Mother went into the dining room, now quiet and still. Feeling very tired, she decided to lie on the sofa for a little while and take a rest. Gradually she felt herself falling asleep. Then, before her eyes were quite closed, something began to happen.
Very slowly, very softly, the dining room door began to open. A little more, and a little more.
Who could it be? thought Mother, frightened. Had a burglar gotten into the house?
Then, what do you suppose? From behind the door came a white-robed figure. Yes, it was little Vera in her nightie.
Mother did not move. Nor did she say a word. She just pretended to be asleep, and watched.
Vera tiptoed across the soft carpet over to the dining table.
Now, in the middle of the table was a large bowl of apples, oranges, and nuts. On top of all was a big bunch of grapes. Vera had been looking at this bunch of grapes all day, wishing that it might be hers. Now she reached out her hand, picked up the grapes, and tiptoed out of the room, closing the door very quietly behind her.
Of course she thought that nobody had seen her. But Mother, as usual, had seen everything. Mother always does.
But now Mother felt very sad.
“To think that my Vera, my own little girl would wait till she thought I was not looking and then creep down here to steal that bunch of grapes! Oh, what shall I do! What shall I say to her?”
Then, just as Mother was feeling very much upset, something began to happen again.
Once more the dining room door began to open—very softly, very slowly. From behind it came the same little white-robed figure. It was Vera again, still in her nightie, and still clasping the bunch of grapes tightly in her hand.
Tiptoeing over to the table, she put the bunch of grapes back in exactly the same place that she had found it. Then, in a big, loud voice, she said, “And there, Mr. Devil, that’s where you get left.”
After that she turned around and started for the door. But before she had reached it, Mother was on her feet and her arms were clasped around Vera’s neck.
“Oh, darling!” she cried. “I’m so glad you won the victory over that temptation!”

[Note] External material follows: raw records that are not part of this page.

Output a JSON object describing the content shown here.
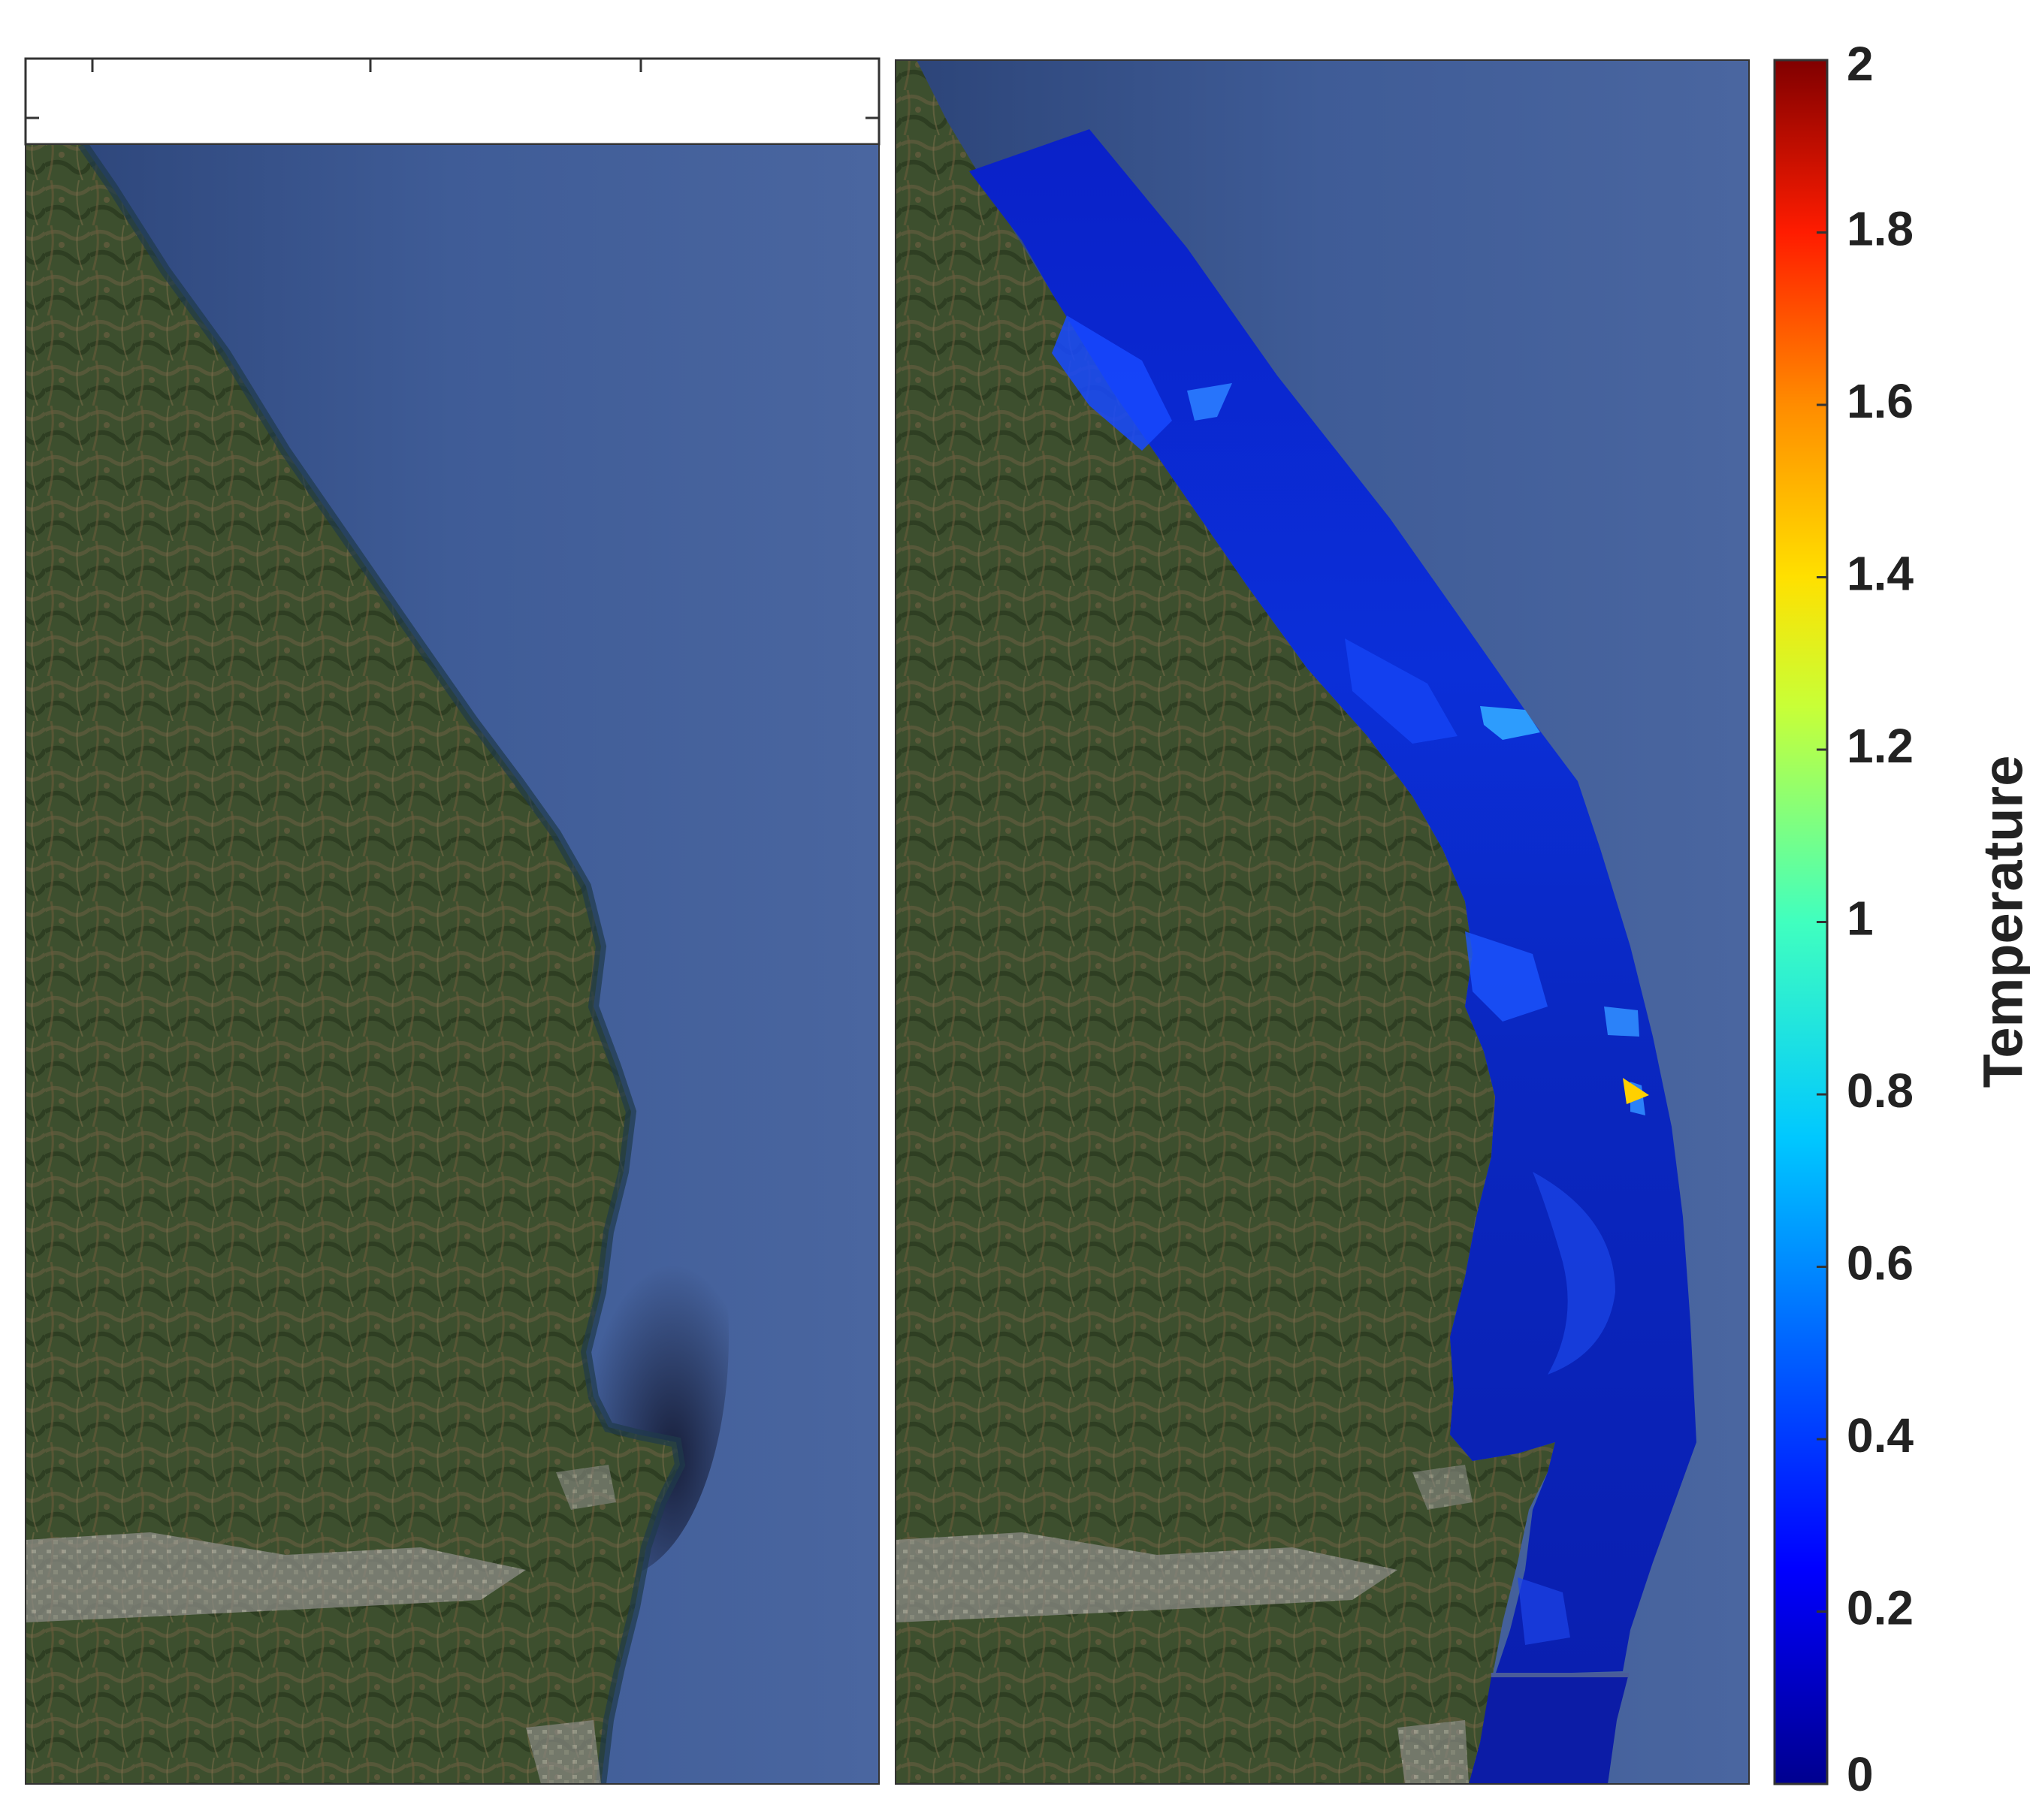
{
  "colorbar": {
    "title": "Temperature",
    "min": 0,
    "max": 2,
    "ticks": [
      "0",
      "0.2",
      "0.4",
      "0.6",
      "0.8",
      "1",
      "1.2",
      "1.4",
      "1.6",
      "1.8",
      "2"
    ],
    "colormap": "jet",
    "colors": [
      "#00008f",
      "#0000ff",
      "#0080ff",
      "#00ffff",
      "#80ff80",
      "#ffff00",
      "#ff8000",
      "#ff0000",
      "#800000"
    ]
  },
  "panels": [
    {
      "content": "satellite-coastline"
    },
    {
      "content": "satellite-coastline-with-temperature-overlay"
    }
  ],
  "map_colors": {
    "land": "#3d4f2e",
    "sea": "#3f5c97",
    "overlay_base": "#0a22b4"
  }
}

What a happy time they both had then!
I like to think of what must have happened on the stairs that evening. All the way up, the voice of the tempter had said, “Go on, Vera; grapes have a lovely taste. Take one. Nobody will ever know. It will be all right. Mother will never find out.”
At the same time another voice inside her had said, “No, don’t, Vera. That would be stealing. That would be wrong. Mother would be disappointed. Do the right thing and take those grapes back! Put them back where you found them.”
Somewhere on the stairs the victory was won. And after that everything turned out happily—as it always does when we fight temptation and win.
Every boy and girl is tempted at some time or other to do something wrong. Sometimes the temptation is very strong indeed. Sometimes you may wonder what is the right thing to do. But if you listen to that little voice that speaks within your heart, the voice of conscience, you will not make a mistake. Jesus will give you the victory, if you ask His help.
The Story Book, Character-building Stories for Children, 18–21.
“He has made it possible for every tempted son and daughter of Adam, in every time of temptation, to gain a glorious victory. He has placed the power of heaven within the reach of His children.” The Youth’s Instructor, October 3, 1901.